The year 1952, like 1950, saw a large number of Marines taken into hostile custody—a total of 70. As the year began, CCF and UNC ground forces had settled down to a bunker warfare system often compared to the trench warfare of World War I. Air activity remained much as it had the preceding year. Air losses decreased, however, with only 11 pilots becoming POWs, in contrast to the 59 infantry Marines captured. In March, the 1st Marine Division moved from the X Corps zone of action on the east-central front to the I Corps western coastal flank. Here the Marines encountered “steadily increasing aggressiveness as the enemy launched larger and more frequent attacks against outpost positions.”[575] Probes, patrol actions, and aggressive defense of the MLR and its outposts took their toll.
[575] MacDonald, POW, p. 139.
Enemy pressure reached its height in October, when 41 Marine infantrymen were seized, the second highest number taken in any month during the war. In the COPs Detroit and Frisco defense of 6–7 October, the 7th Marines listed 22 MIA, of whom 13 became POWs, practically all of them being wounded prior to capture. On 26 October, the Communists lunged at 7th Marines COPs Ronson and Warsaw, adjacent to the main battle position, the Hook. In the ensuing action, 27 Marines were “marched, carried, or dragged off the hill and taken into the Chinese lines.”[576] Surprisingly, all 27 were recovered alive in the prisoner exchanges the following year.
[576] Ibid., p. 149.
Of the 11 Marine airmen who became statistics on a POW list in 1952, 4 were shot down in an ill-fated 10-day period beginning 6 May. Again, all-too-accurate hostile AA fire was the villain. In similar incidents during the year, two Marines engaged in “good Samaritan” aerial activities became POWs for their efforts. In February, First Lieutenant Kenneth W. Henry, an AO assigned to the Marine detachment aboard the light cruiser USS Manchester, and Lieutenant Edwin C. Moore, USN, whirled off in the cruiser’s HO3S to attempt rescue of a downed Navy fighter pilot, Ensign Marvin Broomhead. In the bright early afternoon, as Henry was maneuvering the helicopter sling, their ship suddenly crashed—apparently from enemy machine gun fire intended for a combat air patrol operating in the vicinity. Two of the three men—Broomhead and Henry—were injured, but managed to drag themselves to a hidden position and waited to be rescued. Instead, they were discovered shortly before midnight by a Chinese patrol.

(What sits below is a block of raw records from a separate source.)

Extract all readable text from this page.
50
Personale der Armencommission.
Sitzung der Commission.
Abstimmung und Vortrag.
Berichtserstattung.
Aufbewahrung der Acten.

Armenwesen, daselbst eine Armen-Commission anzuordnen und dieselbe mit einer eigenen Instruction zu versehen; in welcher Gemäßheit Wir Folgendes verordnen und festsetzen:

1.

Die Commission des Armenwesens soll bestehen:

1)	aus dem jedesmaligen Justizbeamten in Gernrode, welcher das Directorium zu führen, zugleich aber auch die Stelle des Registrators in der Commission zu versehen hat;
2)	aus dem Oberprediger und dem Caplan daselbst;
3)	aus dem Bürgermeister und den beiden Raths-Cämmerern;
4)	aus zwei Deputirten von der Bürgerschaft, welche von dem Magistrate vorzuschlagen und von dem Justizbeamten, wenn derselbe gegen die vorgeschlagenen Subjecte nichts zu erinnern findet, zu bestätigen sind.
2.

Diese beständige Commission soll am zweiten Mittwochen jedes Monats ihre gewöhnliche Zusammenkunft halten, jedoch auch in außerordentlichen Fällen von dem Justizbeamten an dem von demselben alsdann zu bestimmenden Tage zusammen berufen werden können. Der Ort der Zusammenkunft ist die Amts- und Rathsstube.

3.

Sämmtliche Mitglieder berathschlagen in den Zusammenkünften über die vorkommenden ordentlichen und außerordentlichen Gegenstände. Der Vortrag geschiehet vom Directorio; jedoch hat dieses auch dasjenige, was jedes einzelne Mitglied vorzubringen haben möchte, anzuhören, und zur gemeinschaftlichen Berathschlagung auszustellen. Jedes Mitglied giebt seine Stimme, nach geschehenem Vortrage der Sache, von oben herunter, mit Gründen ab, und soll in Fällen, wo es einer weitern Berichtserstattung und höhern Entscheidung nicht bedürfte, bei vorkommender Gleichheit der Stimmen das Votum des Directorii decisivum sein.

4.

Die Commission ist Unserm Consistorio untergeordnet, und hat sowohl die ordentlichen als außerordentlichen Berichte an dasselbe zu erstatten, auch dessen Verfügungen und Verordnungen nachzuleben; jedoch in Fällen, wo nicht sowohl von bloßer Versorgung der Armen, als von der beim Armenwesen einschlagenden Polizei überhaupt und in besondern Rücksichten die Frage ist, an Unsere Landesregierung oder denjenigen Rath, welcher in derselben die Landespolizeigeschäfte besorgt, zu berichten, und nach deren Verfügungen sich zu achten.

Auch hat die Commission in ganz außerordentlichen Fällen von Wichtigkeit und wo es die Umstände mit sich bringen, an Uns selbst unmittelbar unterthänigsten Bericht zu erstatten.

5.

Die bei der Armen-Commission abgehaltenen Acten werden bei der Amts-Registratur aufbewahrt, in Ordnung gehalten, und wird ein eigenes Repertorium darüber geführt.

A similar mishap occurred on 16 May to First Lieutenant Duke Williams, Jr., of VMF-212. Searching for a crashed pilot, his plane was struck by AA and he managed to jump. His parachute blossomed down into the midst of 15 waiting Koreans who had gathered to take him prisoner.

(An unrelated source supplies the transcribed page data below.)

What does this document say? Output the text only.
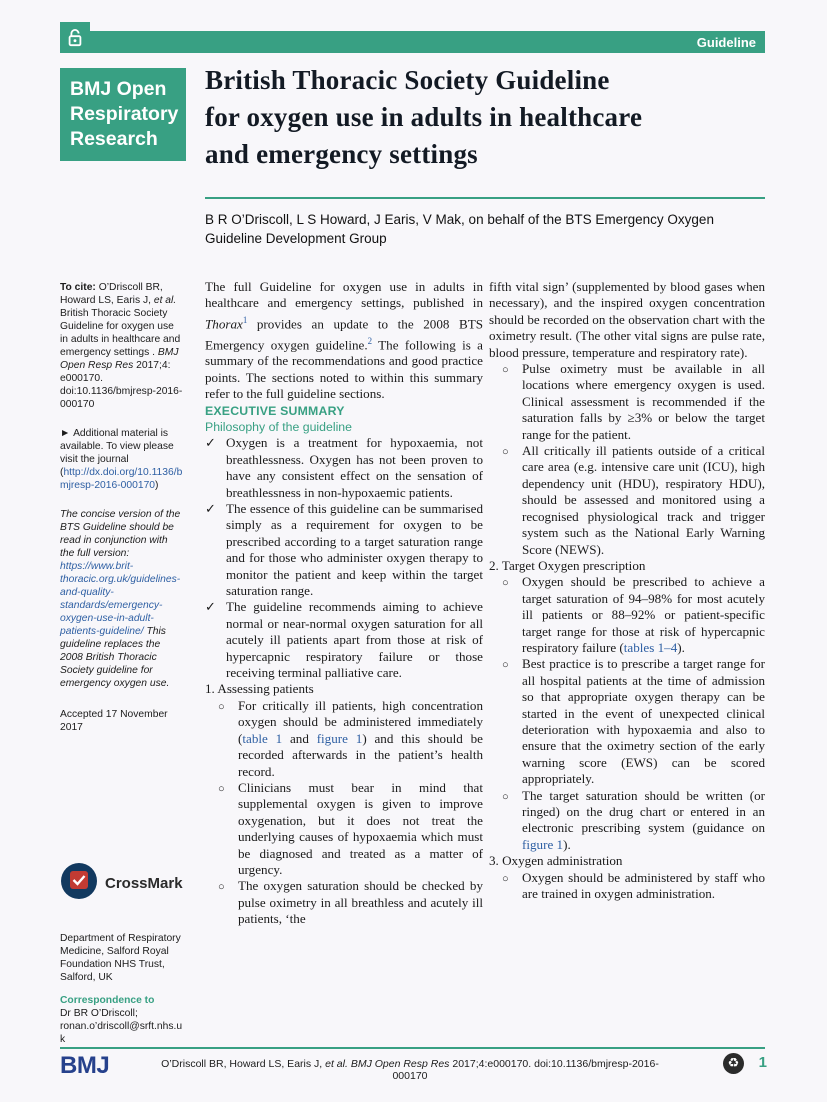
Guideline
BMJ Open
Respiratory
Research
British Thoracic Society Guideline
for oxygen use in adults in healthcare
and emergency settings
B R O’Driscoll, L S Howard, J Earis, V Mak, on behalf of the BTS Emergency Oxygen Guideline Development Group

To cite: O’Driscoll BR, Howard LS, Earis J, et al. British Thoracic Society Guideline for oxygen use in adults in healthcare and emergency settings . BMJ Open Resp Res 2017;4: e000170. doi:10.1136/bmjresp-2016-000170

► Additional material is available. To view please visit the journal (http://dx.doi.org/10.1136/bmjresp-2016-000170)

The concise version of the BTS Guideline should be read in conjunction with the full version: https://www.brit-thoracic.org.uk/guidelines-and-quality-standards/emergency-oxygen-use-in-adult-patients-guideline/ This guideline replaces the 2008 British Thoracic Society guideline for emergency oxygen use.

Accepted 17 November 2017

CrossMark

Department of Respiratory Medicine, Salford Royal Foundation NHS Trust, Salford, UK

Correspondence to
Dr BR O’Driscoll; ronan.o’driscoll@srft.nhs.uk

The full Guideline for oxygen use in adults in healthcare and emergency settings, published in Thorax$^1$ provides an update to the 2008 BTS Emergency oxygen guideline.$^2$ The following is a summary of the recommendations and good practice points. The sections noted to within this summary refer to the full guideline sections.

EXECUTIVE SUMMARY

Philosophy of the guideline

✓ Oxygen is a treatment for hypoxaemia, not breathlessness. Oxygen has not been proven to have any consistent effect on the sensation of breathlessness in non-hypoxaemic patients.
✓ The essence of this guideline can be summarised simply as a requirement for oxygen to be prescribed according to a target saturation range and for those who administer oxygen therapy to monitor the patient and keep within the target saturation range.
✓ The guideline recommends aiming to achieve normal or near-normal oxygen saturation for all acutely ill patients apart from those at risk of hypercapnic respiratory failure or those receiving terminal palliative care.

1. Assessing patients

○ For critically ill patients, high concentration oxygen should be administered immediately (table 1 and figure 1) and this should be recorded afterwards in the patient’s health record.
○ Clinicians must bear in mind that supplemental oxygen is given to improve oxygenation, but it does not treat the underlying causes of hypoxaemia which must be diagnosed and treated as a matter of urgency.
○ The oxygen saturation should be checked by pulse oximetry in all breathless and acutely ill patients, ‘the

fifth vital sign’ (supplemented by blood gases when necessary), and the inspired oxygen concentration should be recorded on the observation chart with the oximetry result. (The other vital signs are pulse rate, blood pressure, temperature and respiratory rate).

○ Pulse oximetry must be available in all locations where emergency oxygen is used. Clinical assessment is recommended if the saturation falls by ≥3% or below the target range for the patient.
○ All critically ill patients outside of a critical care area (e.g. intensive care unit (ICU), high dependency unit (HDU), respiratory HDU), should be assessed and monitored using a recognised physiological track and trigger system such as the National Early Warning Score (NEWS).

2. Target Oxygen prescription

○ Oxygen should be prescribed to achieve a target saturation of 94–98% for most acutely ill patients or 88–92% or patient-specific target range for those at risk of hypercapnic respiratory failure (tables 1–4).
○ Best practice is to prescribe a target range for all hospital patients at the time of admission so that appropriate oxygen therapy can be started in the event of unexpected clinical deterioration with hypoxaemia and also to ensure that the oximetry section of the early warning score (EWS) can be scored appropriately.
○ The target saturation should be written (or ringed) on the drug chart or entered in an electronic prescribing system (guidance on figure 1).

3. Oxygen administration

○ Oxygen should be administered by staff who are trained in oxygen administration.
BMJ	O’Driscoll BR, Howard LS, Earis J, et al. BMJ Open Resp Res 2017;4:e000170. doi:10.1136/bmjresp-2016-000170
♻	1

During the last seven months of hostilities in Korea, from January-July 1953, 41 Marines were captured. These included a VMO-6 pilot and air observer in the little OE-1 spotting planes shot down in two separate incidents, plus 39 ground Marines trapped in the vicious outpost struggles of March and July. Except for two Marines who died, the rest were freed a few months after their capture during Operation BIG SWITCH.